2. We also have a huge government debt problem
Our federal government debt has skyrocketed to levels not seen since World War II as shown below.
In recent years this surge in debt has been ignored because interest rates and inflation were low. It wasn’t causing any problems. But higher debt is inflationary and higher interest rates are needed to fight inflation. Higher interest rates create an even larger budget deficit which cycles into even higher debt.
Look carefully at the chart above. Notice how the amount of debt has caught up to the ratio of debt to GDP. That was caused by inflation. Back in the late 1970s, when inflation was soaring even higher than now, I recall a Saturday Night Live skit about it. Dan Akroyd played President Carter and his punchline was “inflation is our friend”. It drew a big laugh. While I wouldn’t call Inflation a friend, it actually helps reduce our debt to GDP ratio. It’s not the amount of debt that’s the problem, because it’s all relative. It’s the amount of debt to the GDP which is the cash flow available to service that debt.
3. Higher wage inflation than general inflation helps consumers’ standard of living
There are really two types of inflation, commodities and services. Commodities are things like energy, fuel, food, vehicles, houses, furnishings and clothing. Commodity inflation tends to solve itself through a reversion to the mean. If a commodity gets expensive, more of it gets produced and the increased supply drives down prices.

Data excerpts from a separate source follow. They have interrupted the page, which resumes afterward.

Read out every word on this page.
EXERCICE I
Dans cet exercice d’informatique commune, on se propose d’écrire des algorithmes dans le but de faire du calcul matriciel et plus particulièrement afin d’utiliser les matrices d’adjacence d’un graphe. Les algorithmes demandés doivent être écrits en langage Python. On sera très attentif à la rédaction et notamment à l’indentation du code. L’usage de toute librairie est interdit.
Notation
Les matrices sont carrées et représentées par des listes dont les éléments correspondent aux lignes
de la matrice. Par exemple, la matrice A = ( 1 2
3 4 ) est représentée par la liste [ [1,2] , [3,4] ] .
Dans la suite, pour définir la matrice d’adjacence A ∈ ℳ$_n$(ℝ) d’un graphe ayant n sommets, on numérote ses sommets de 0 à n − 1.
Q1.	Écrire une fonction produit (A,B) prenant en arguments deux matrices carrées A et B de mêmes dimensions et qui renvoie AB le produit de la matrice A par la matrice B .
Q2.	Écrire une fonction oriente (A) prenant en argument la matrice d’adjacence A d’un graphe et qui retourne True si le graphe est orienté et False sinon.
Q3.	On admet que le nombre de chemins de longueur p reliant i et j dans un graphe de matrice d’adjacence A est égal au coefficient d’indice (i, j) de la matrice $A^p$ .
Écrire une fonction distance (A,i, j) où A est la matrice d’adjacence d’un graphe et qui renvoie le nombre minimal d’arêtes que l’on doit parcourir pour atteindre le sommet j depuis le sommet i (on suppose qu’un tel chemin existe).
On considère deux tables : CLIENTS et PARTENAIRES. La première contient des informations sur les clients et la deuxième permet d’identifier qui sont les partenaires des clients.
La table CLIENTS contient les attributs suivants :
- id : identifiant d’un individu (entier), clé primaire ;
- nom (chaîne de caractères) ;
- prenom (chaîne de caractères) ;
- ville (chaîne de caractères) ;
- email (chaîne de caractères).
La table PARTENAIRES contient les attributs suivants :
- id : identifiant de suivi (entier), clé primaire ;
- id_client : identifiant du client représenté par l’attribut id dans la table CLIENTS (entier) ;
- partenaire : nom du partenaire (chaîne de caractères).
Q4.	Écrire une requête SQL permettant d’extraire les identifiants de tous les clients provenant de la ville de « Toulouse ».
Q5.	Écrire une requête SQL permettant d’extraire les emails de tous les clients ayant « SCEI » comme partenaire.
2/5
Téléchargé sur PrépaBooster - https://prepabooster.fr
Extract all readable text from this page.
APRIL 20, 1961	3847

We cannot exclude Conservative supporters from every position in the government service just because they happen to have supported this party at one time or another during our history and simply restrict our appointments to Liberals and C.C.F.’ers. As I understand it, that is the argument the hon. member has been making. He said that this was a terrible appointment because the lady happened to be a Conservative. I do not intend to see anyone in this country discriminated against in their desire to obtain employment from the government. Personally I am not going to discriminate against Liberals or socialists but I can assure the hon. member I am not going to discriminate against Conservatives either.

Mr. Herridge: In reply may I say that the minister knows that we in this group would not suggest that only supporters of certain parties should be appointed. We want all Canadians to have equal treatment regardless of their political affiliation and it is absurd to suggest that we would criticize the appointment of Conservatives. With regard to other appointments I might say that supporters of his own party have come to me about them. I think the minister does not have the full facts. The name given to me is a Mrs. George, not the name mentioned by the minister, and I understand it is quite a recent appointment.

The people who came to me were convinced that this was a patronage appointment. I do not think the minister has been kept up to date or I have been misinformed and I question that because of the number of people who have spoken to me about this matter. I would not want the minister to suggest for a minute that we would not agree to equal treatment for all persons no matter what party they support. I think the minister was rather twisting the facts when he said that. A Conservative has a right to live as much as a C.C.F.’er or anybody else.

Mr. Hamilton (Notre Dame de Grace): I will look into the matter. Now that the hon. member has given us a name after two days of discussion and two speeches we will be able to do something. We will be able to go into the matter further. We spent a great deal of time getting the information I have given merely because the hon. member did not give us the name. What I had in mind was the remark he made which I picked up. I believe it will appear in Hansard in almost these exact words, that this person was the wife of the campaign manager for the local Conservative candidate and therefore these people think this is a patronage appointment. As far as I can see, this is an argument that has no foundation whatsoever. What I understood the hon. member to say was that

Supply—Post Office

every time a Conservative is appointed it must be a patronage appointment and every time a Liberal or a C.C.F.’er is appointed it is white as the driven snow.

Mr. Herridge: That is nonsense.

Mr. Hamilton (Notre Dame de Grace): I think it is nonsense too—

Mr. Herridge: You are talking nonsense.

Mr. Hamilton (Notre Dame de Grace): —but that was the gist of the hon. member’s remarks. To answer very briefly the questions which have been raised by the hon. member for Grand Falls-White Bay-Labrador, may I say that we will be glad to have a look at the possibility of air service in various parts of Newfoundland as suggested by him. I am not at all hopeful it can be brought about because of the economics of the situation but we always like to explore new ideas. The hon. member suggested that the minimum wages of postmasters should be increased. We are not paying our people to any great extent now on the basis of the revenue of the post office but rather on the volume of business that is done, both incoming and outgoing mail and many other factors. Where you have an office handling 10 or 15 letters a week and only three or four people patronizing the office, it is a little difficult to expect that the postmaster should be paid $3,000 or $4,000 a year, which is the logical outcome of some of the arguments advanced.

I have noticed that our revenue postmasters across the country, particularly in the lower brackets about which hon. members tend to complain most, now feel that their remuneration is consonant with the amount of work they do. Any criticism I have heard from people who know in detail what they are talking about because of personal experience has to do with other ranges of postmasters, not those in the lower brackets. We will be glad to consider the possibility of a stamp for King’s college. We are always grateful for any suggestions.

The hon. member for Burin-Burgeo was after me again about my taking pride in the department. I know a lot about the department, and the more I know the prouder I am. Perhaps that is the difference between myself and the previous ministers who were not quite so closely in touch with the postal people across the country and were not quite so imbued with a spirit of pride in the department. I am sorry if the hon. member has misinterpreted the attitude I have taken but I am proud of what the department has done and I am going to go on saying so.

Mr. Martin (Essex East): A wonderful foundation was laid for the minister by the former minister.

If that doesn’t work, buyers look to cheaper substitutes. Services inflation are different as it is much more impacted by wage inflation. Wages are a much larger component of services costs than for retail, manufacturing, and other portions of the economy. We don’t have the ability to increase our workforce much at all. Substitutes such as AI and robotics are nowhere near able to fill the gap yet.
The point I am getting to is if we allow inflation to be a little higher, wages will benefit more than commodity prices. That helps our work force. What helps our workers helps our economy.
The solution
The Fed has the ability to take inflation down to 2%. But for how long? Demographic and secular trends will likely result in another tight labor market before too long.
Allowing higher wage inflation helps with our public debt levels and reflects the reality of our labor market. That will probably mean higher overall inflation because wages are a part of most other aspects of inflation. My recommendation is wage inflation be allowed to stay in the 3-4% range with overall inflation at 2.5 to 3.0%. This will reduce the growth of debt to GDP ratio over time.
A higher inflation target does not solve the tight labor market problem, it just reflects the reality. To solve it, we will need a combination of more offshoring, immigration, AI and robotics.
The Fed has a history of being reactive, not proactive. To be fair so does all government. This is a chance to be proactive and adjust to a new reality in our labor market and government debt.